Je pensai alors que l’animal que je cherchais n’était pas bien loin. En effet, une raie de feu presque imperceptible grossissait peu à peu. La tintorera et moi nous devions être à la même profondeur, mais le requin tendait à remonter ; l’haleine commençait à me manquer, et je ne voulais pas donner au requin l’avantage de se trouver au-dessus de moi, car, dans ce cas, il n’aurait pas eu besoin de se retourner sur le dos pour me faire subir le sort de Rafaël. Je ne comptais, pour en venir à bout, que sur le temps qu’il mettrait à faire cette manœuvre.
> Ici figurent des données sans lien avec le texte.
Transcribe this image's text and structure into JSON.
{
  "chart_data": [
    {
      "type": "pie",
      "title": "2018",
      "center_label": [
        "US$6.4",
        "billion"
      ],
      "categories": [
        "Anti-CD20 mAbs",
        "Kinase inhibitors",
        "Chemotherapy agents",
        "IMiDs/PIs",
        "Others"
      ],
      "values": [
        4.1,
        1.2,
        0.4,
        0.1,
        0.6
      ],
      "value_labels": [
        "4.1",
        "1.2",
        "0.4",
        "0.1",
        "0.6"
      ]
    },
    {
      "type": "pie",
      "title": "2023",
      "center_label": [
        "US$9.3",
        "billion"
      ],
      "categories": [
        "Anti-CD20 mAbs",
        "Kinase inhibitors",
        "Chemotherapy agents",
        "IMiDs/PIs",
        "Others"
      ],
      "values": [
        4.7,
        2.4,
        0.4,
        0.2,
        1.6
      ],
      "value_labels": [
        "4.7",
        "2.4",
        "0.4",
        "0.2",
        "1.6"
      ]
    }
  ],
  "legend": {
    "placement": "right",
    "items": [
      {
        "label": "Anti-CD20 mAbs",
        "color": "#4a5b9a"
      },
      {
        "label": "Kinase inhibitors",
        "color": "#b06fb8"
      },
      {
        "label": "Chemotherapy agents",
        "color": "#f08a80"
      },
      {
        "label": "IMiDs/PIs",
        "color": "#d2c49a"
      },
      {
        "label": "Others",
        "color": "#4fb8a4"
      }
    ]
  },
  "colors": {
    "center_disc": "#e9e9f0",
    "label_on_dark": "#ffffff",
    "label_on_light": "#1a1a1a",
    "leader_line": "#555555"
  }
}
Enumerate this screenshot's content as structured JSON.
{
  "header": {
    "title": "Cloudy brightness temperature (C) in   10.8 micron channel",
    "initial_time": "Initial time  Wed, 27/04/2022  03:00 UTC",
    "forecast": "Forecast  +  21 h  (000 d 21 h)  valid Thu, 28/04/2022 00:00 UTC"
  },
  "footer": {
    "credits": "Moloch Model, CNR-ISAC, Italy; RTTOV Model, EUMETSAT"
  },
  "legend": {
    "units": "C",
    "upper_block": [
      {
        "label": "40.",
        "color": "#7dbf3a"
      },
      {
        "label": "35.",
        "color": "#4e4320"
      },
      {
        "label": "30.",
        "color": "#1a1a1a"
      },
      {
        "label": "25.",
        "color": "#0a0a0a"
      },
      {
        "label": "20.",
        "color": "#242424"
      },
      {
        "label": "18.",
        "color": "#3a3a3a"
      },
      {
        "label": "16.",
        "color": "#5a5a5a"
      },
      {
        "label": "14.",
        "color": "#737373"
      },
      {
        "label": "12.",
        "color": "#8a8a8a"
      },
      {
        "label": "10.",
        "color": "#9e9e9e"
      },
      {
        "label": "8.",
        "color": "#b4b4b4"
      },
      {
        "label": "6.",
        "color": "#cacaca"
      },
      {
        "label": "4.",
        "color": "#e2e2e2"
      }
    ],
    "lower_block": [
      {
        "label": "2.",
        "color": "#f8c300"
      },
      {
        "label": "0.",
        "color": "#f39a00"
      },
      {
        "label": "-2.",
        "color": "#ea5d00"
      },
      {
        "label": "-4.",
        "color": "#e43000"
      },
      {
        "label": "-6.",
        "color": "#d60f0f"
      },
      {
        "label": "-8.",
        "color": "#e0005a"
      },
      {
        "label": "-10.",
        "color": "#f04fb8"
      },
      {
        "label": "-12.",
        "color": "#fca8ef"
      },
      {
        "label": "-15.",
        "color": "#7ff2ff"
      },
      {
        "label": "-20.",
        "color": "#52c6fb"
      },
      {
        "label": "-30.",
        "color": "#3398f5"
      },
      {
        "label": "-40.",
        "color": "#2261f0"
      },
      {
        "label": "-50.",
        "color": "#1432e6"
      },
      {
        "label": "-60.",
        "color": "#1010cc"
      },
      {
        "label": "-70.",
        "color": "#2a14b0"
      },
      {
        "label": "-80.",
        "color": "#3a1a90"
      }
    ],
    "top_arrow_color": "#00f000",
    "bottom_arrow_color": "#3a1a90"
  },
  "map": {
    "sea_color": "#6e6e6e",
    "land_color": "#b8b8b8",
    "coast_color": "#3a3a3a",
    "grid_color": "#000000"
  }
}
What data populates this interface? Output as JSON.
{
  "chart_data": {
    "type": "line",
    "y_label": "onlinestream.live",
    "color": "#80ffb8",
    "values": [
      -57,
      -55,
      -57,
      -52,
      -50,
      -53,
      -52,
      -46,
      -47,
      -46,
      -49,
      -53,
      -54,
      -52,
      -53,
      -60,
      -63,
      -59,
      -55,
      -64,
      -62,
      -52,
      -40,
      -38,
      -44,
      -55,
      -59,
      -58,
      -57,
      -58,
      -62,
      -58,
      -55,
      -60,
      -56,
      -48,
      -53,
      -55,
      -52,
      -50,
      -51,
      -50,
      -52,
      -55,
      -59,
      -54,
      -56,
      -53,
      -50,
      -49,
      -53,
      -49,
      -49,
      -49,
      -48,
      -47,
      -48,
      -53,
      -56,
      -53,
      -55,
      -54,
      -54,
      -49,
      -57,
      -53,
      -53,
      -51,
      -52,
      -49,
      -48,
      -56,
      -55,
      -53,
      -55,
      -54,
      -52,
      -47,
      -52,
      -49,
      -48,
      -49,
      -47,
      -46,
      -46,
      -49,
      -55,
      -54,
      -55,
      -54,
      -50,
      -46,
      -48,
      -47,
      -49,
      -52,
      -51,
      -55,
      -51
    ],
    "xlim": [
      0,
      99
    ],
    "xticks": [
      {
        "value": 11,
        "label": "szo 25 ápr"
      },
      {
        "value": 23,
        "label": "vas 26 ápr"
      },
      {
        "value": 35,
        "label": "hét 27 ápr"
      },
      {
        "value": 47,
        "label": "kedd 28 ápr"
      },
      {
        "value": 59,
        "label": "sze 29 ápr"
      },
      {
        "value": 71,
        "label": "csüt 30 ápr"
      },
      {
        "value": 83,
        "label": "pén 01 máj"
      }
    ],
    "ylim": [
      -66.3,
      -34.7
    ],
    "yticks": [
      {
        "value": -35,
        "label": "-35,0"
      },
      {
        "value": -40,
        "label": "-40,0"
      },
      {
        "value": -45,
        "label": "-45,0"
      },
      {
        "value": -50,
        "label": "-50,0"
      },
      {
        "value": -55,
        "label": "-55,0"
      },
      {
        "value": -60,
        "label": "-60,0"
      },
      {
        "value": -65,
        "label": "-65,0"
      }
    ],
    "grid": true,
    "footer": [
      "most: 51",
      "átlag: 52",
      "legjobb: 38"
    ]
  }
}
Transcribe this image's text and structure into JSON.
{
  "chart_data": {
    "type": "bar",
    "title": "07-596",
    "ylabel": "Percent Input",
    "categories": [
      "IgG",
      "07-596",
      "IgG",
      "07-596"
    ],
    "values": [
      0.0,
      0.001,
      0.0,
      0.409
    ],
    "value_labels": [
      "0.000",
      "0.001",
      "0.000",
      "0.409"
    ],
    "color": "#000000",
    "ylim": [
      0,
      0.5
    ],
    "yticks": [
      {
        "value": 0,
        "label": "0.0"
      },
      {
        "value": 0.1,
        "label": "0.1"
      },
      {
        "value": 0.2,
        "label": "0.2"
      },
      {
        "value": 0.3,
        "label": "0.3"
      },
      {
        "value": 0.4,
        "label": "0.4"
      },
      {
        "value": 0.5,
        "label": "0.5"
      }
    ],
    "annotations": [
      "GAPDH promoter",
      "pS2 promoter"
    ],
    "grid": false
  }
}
La tintorera nagea vers moi diagonalement avec tant de vélocité, que je me trouvai un moment assez près d’elle pour distinguer, aux clartés phosphoriques de son corps, la membrane qui couvrait à moitié ses yeux, et sentir ses nageoires brunâtres effleurer mon corps. Des lambeaux de chair livide étaient encore attachés à la mâchoire inférieure qu’elle faisait claquer avec un air de volupté gourmande. Le monstre jeta sur moi un regard terne et vitreux. Ma tête en ce moment se trouvait au niveau de la sienne. J’aspirai l’air avec bruit, je m’élançai dans une direction parallèle à environ une demi-vare au-dessus du requin, et me retournai ; il était temps. La lune fit briller un instant le ventre argenté de la tintorera, et en même temps qu’elle ouvrait une gueule énorme, hérissée, comme une carde, de dents aiguës et serrées les unes contre les autres, le poignard que j’avais destiné à Rafaël s’enfonça dans son corps, traçant aussi loin que mon bras put atteindre un large et sanglant sillon. La tintorera, blessée à mort, fit un bond prodigieux et retomba en battant deux fois l’eau de sa queue ; heureusement je n’en fus pas atteint. Seulement je me débattis une minute, aveuglé par une pluie d’écume sanglante qui me fouetta la figure ; puis, à la vue de mon ennemi flottant comme une masse inerte et livide sur l’eau qui bouillonnait dans sa blessure béante, je poussai un cri de triomphe qui, malgré l’orage, fut entendu des deux îles.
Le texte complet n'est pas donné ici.